Setelah berhasil menerapkan Pertanian Terpad, Kabul aktif melakukan training kepada petani sekitar. Dia tidak segan memberi pengetahuan yang dimilikinya dengan harapan agar sama-sama terhidar dari dampak turunnya harga TBS. Kadang lahan Pertanian Terpadu milik Kabul juga sering dikunjungi berbagai instansi atau lembaga untuk studi banding.
“Setiap minggu selalu ada yang datang pak di sini. Kadang ada anak SMK Pertanian yang magang di sini. Saya senang dapat membantu petani sekitar untuk menerapkan Pertanian Terpadu ini di lahannya masing-masing.” Ujar Kabul.

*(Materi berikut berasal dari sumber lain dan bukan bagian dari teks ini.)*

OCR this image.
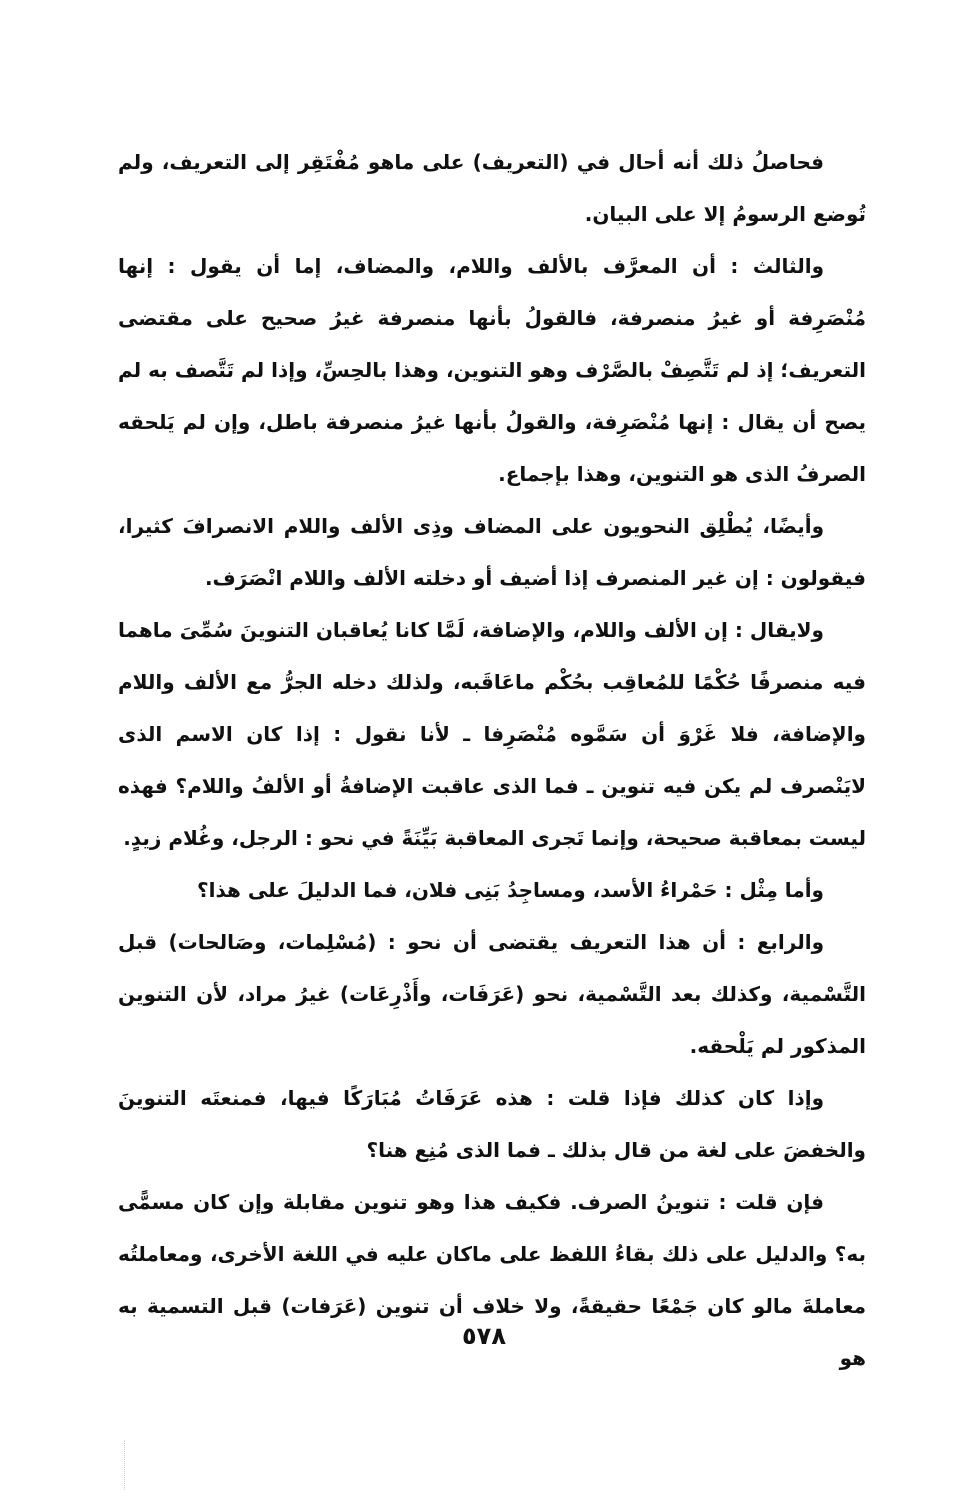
فحاصلُ ذلك أنه أحال في (التعريف) على ماهو مُفْتَقِر إلى التعريف، ولم تُوضع الرسومُ إلا على البيان.

والثالث : أن المعرَّف بالألف واللام، والمضاف، إما أن يقول : إنها مُنْصَرِفة أو غيرُ منصرفة، فالقولُ بأنها منصرفة غيرُ صحيح على مقتضى التعريف؛ إذ لم تَتَّصِفْ بالصَّرْف وهو التنوين، وهذا بالحِسِّ، وإذا لم تَتَّصف به لم يصح أن يقال : إنها مُنْصَرِفة، والقولُ بأنها غيرُ منصرفة باطل، وإن لم يَلحقه الصرفُ الذى هو التنوين، وهذا بإجماع.

وأيضًا، يُطْلِق النحويون على المضاف وذِى الألف واللام الانصرافَ كثيرا، فيقولون : إن غير المنصرف إذا أضيف أو دخلته الألف واللام انْصَرَف.

ولايقال : إن الألف واللام، والإضافة، لَمَّا كانا يُعاقبان التنوينَ سُمِّىَ ماهما فيه منصرفًا حُكْمًا للمُعاقِب بحُكْم ماعَاقَبه، ولذلك دخله الجرُّ مع الألف واللام والإضافة، فلا غَرْوَ أن سَمَّوه مُنْصَرِفا ـ لأنا نقول : إذا كان الاسم الذى لايَنْصرف لم يكن فيه تنوين ـ فما الذى عاقبت الإضافةُ أو الألفُ واللام؟ فهذه ليست بمعاقبة صحيحة، وإنما تَجرى المعاقبة بَيِّنَةً في نحو : الرجل، وغُلام زيدٍ.

وأما مِثْل : حَمْراءُ الأسد، ومساجِدُ بَنِى فلان، فما الدليلَ على هذا؟

والرابع : أن هذا التعريف يقتضى أن نحو : (مُسْلِمات، وصَالحات) قبل التَّسْمية، وكذلك بعد التَّسْمية، نحو (عَرَفَات، وأَذْرِعَات) غيرُ مراد، لأن التنوين المذكور لم يَلْحقه.

وإذا كان كذلك فإذا قلت : هذه عَرَفَاتُ مُبَارَكًا فيها، فمنعتَه التنوينَ والخفضَ على لغة من قال بذلك ـ فما الذى مُنِع هنا؟

فإن قلت : تنوينُ الصرف. فكيف هذا وهو تنوين مقابلة وإن كان مسمًّى به؟ والدليل على ذلك بقاءُ اللفظ على ماكان عليه في اللغة الأخرى، ومعاملتُه معاملةَ مالو كان جَمْعًا حقيقةً، ولا خلاف أن تنوين (عَرَفات) قبل التسمية به هو

٥٧٨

Kabul mengaku semua yang dia tanam merupakan tanaman organik atau tanpa pestisida. Bahkan, pengendalian hamapun ia pun menggunakan pestisida organik yang bersumber dari tanaman Kenikir, Paitan, Tuba dan Cocok botol. Menariknya, dengan pengendalian hama menggunakan bahan alami ini membuat hasil tanamannya tumbuh subur dan tidak merusak tanaman. Penerapannya sama dengan pestisida kimia, namun bahannya dibuat secara manual (diperas) dan airnya digunakan untuk penyemprotan.
Untuk pupuk, kabul juga menggunakan pupuk kandang serta MOL (Micro Organism Lokal) untuk menyuburkan tanah. Menurutnya MOL inilah yang membuat tanamannya tumbuh subur walaupun di lahan yang berpasir dan berkapur.
Selain sayuran dan peternakan, Kabul juga menanam tanaman herbal diantara pepohonan sawitnya. Aneka tanaman herbat herbal itu dia manfaatkan untuk pembuatan MOL dan keperluan sehari-hari. Ada juga tanaman bernilai jual tinggi seperti tanaman vanili yang juga terdapat diantara pepohonan sawitnya.
Kabul berharap banyak petani di Desa nya, yakni Desa Kinjil, Kec. Manggao, Kab. Kotawaringin Barat dapat melaksanakan Pertanian Terpadu ini sehingga memberikan alternatif pendapatan bagi masing-masing keluarga petani.